Monocular Normal Estimation via Shading Sequence Estimation

Monocular normal estimation aims to estimate the normal map from a single RGB image of an object under arbitrary lights. Existing methods rely on deep models to directly predict normal maps. However, they often suffer from 3D misalignment: while the estimated normal maps may appear to have a correct appearance, the reconstructed surfaces often fail to align with the 3D geometry. We argue that this misalignment stems from the current paradigm: the model struggles to distinguish and estimate varying geometry represented in normal maps, as the differences in underlying geometry are reflected only through relatively subtle color variations.
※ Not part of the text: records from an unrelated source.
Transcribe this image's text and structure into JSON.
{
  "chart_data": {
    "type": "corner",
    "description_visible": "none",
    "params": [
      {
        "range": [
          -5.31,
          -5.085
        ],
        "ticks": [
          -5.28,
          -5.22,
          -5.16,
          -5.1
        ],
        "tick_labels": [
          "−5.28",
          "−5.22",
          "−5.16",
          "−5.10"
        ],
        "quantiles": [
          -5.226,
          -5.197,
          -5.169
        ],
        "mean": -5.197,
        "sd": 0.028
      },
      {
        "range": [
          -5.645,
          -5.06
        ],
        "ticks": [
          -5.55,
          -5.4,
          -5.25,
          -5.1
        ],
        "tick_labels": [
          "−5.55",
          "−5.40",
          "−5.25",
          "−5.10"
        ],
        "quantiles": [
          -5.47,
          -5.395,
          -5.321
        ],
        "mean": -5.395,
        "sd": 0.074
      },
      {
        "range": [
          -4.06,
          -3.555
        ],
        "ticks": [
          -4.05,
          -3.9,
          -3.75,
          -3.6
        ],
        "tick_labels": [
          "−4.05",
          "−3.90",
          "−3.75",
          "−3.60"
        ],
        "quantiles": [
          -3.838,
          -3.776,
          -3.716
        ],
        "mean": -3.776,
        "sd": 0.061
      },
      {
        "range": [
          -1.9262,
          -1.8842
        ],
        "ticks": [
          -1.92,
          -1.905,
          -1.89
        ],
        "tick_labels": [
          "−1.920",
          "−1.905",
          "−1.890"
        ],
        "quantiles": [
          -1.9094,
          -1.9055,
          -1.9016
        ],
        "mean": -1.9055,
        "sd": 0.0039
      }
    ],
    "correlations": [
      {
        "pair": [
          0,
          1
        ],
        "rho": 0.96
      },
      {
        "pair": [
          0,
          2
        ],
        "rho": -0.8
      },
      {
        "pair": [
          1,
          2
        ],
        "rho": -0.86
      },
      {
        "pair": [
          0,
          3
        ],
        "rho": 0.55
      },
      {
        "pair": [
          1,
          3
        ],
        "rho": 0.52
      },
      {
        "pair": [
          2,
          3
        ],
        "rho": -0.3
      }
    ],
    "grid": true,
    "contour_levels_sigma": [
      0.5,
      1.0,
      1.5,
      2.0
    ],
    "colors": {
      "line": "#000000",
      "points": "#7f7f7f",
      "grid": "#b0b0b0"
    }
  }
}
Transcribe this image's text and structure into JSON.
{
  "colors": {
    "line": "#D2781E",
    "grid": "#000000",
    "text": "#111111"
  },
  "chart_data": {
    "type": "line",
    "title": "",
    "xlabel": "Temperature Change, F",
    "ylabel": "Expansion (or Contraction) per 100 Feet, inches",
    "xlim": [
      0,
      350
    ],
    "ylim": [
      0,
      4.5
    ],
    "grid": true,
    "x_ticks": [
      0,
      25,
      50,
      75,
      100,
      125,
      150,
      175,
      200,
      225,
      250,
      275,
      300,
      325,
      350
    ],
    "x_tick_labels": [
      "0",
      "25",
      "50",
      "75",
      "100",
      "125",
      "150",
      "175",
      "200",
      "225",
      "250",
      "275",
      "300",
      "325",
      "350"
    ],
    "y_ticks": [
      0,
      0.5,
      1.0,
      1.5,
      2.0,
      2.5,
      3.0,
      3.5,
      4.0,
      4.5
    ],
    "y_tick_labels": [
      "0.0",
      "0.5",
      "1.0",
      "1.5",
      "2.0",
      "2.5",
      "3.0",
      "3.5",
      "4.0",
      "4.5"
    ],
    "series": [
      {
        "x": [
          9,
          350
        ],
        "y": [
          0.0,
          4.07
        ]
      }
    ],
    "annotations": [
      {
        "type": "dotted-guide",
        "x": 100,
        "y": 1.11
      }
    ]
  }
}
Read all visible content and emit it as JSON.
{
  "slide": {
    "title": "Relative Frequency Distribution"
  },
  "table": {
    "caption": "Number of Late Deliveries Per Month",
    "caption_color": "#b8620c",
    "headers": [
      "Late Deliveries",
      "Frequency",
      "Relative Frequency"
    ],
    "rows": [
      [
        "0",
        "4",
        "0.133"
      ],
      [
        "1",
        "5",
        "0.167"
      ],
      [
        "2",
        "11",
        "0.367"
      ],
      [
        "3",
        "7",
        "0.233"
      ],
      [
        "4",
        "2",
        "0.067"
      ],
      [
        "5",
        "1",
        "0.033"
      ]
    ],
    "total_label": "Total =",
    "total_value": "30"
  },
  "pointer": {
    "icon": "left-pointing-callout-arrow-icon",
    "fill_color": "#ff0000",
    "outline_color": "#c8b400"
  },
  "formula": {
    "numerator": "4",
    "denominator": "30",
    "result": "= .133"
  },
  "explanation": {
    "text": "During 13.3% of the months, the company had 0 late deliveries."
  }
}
To address this issue, we propose a new paradigm that reformulates normal estimation as shading sequence estimation, where shading sequences are more sensitive to various geometry information. By learning to infer the shading sequence of an object, the model can better capture underlying 3D geometry and thereby produce more accurate normal predictions. Building on this paradigm, we present RoSE, a method that leverages image-to-video generative models to predict shading sequences, which are then converted into normal maps by solving a simple ordinary least-squares problem. To enhance robustness and better handle complex objects, RoSE is trained on a synthetic dataset, MultiShade, with diverse shapes, materials, and light conditions. Experiments demonstrate that RoSE achieves state-of-the-art performance on both synthetic and real-world benchmark datasets for object-based monocular normal estimation.